To support the enhancement of meaningful school choice, we recommend:

the development of a metric of the extent of choice at the school district level that would be available to the public and policymakers; and that
school districts with both low levels of choice and low levels of performance be especially encouraged at the federal level to increase their levels of choice.
Our recommendations do not represent advocacy for any particular type of education institution or program. Rather, school choice should be a democratic process that benefits from the informed participation of parents. Our recommendations are suitable to a range of schooling designs, from a school district in which there are no choices other than district-run public schools, to a system of charter schools, to a division of courses between traditional and virtual schools, to a voucher-based open market in which all providers are on an equal footing, and to many variations in between.

A traditional school district could follow our recommendations by instituting an open enrollment plan at all of its schools, giving additional funding for expansion to oversubscribed schools, closing manifestly unpopular schools, providing transportation to students so that residence does not prevent the exercise of choice, making accredited virtual courses fully count towards graduation, and linking the choice system to a high-quality choice navigation website. Our recommendations are equally applicable to an open market in which public, private, charter, and virtual schools compete on an equal footing for students and the tax revenues that are attached to them.

Our position is that whatever the education delivery design the public has chosen to put in place in a particular school jurisdiction, parents should be afforded the maximum degree of choice, provided with valid information on the performance of the education programs that are available, and have their preferences for education programs reflected in the funding of those programs.

We believe the best evidence suggests that a) parents, including those with low levels of education, can make choices of schools for their children that are sensitive to school performance; b) students from low-income backgrounds benefit from their parents’ decision to send them to higher performing schools; c) the form in which information is presented to parents has important effects on their choice of schools; and d) parental choice can create a competitive market for better schools if the growth of preferred schools and the closure or restructuring of unpopular schools is provided for.

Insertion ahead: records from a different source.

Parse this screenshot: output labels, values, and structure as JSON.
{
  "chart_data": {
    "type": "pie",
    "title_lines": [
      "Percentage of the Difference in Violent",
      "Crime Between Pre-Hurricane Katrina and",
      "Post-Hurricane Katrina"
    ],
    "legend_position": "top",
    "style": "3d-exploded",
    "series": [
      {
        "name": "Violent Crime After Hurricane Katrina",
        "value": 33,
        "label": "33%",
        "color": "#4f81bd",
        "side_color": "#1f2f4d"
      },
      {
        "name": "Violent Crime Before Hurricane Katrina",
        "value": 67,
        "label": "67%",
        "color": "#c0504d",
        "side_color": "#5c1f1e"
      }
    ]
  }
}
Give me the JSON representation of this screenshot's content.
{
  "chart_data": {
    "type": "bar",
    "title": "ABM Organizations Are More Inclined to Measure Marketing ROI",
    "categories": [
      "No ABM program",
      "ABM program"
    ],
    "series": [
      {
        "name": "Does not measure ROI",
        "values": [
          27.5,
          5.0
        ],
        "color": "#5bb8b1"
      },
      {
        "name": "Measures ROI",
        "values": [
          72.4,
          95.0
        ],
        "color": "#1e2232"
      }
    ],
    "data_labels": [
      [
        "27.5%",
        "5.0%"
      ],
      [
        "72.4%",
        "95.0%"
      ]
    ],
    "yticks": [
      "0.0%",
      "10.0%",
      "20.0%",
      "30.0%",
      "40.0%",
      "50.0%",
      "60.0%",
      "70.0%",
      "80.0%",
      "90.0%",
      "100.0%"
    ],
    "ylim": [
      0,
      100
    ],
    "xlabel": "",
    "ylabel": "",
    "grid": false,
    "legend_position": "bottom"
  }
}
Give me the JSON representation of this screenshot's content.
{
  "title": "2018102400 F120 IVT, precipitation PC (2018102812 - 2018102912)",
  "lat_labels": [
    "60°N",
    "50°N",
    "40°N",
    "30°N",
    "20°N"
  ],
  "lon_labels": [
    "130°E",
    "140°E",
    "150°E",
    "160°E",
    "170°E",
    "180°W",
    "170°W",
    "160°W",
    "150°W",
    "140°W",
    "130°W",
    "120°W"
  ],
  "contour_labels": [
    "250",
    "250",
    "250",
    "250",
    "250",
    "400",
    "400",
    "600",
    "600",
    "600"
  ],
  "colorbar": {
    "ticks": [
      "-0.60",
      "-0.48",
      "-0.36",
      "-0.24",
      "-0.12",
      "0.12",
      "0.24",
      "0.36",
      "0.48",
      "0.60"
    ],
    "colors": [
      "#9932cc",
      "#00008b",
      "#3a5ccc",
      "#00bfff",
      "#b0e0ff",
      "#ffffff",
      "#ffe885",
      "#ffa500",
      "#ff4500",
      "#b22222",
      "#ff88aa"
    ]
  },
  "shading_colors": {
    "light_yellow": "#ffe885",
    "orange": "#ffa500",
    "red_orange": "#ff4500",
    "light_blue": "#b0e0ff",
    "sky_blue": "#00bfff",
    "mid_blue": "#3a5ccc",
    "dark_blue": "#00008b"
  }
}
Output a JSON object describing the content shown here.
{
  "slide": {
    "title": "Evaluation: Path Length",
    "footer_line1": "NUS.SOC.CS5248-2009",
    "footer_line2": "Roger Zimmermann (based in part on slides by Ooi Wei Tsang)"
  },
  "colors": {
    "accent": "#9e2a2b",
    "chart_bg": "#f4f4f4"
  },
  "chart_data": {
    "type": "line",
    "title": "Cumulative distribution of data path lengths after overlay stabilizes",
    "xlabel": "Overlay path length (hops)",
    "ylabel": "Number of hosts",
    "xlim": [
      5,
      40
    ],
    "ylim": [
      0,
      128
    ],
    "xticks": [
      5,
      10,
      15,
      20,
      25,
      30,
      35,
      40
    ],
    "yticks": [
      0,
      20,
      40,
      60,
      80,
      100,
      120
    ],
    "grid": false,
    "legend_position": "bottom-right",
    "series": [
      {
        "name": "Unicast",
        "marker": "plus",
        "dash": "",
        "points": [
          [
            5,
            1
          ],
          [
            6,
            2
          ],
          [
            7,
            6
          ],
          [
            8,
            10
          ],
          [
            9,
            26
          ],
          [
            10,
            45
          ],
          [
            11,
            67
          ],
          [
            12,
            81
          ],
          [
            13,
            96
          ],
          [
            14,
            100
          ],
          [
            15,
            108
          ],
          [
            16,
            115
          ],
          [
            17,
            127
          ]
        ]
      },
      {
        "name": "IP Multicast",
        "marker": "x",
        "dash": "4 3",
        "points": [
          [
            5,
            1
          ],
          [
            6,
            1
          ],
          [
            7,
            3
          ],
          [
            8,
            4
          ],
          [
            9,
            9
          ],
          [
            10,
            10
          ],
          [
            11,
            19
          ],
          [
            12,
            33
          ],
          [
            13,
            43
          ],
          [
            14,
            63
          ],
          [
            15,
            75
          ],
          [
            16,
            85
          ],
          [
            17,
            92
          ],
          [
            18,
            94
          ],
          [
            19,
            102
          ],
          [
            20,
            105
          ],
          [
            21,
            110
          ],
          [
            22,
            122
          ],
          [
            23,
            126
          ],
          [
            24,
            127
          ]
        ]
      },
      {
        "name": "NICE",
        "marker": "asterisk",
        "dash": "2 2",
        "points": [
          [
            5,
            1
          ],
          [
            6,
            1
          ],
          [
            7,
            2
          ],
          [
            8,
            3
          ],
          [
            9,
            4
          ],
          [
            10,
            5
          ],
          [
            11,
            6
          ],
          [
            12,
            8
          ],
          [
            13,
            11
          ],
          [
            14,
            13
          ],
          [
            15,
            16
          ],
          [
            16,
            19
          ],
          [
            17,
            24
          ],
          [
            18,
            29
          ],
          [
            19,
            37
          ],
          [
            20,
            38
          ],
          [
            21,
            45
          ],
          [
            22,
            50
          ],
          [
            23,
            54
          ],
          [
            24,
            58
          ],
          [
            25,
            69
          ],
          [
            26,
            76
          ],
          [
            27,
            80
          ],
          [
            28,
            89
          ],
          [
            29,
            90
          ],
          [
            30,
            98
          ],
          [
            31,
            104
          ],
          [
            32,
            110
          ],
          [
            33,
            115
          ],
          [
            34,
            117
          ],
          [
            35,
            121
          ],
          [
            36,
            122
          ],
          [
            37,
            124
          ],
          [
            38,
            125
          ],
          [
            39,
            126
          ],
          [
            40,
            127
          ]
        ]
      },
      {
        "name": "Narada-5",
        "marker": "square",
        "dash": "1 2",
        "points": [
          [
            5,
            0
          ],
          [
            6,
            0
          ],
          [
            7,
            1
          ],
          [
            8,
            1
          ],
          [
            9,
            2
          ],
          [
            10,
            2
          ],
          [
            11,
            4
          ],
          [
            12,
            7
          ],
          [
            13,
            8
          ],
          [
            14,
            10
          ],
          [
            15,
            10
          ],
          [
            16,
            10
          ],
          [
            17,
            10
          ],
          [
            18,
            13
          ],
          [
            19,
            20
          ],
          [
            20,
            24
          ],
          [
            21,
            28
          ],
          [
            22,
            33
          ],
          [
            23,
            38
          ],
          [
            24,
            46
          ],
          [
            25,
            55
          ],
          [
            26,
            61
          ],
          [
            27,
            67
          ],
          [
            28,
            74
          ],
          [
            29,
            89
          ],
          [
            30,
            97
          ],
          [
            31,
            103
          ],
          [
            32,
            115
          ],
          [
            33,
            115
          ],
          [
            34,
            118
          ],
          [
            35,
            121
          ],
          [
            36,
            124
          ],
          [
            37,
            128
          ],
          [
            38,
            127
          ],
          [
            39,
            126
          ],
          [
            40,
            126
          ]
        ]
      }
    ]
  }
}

Evidence also suggests that there will be substantial variation in the impact of choice systems on parental behavior, student outcomes, and competition among schools depending on the design of the choice systems and the education options that are available. Poorly designed systems may create greater stratification of schools, reduce educational opportunity for disadvantaged students, and have no systemic competitive effects. Thus, the power of choice to increase educational achievement and opportunity is very much in the details of the design and implementation of choice systems. Because the knowledge base on which to construct school choice systems is far from mature, our final recommendation is that:

the federal role in advancing choice be carried out in a learning context — thoughtful variation in the design of choice systems should be encouraged, systematic data on effects should be collected, and redesign should follow naturally from what has been learned.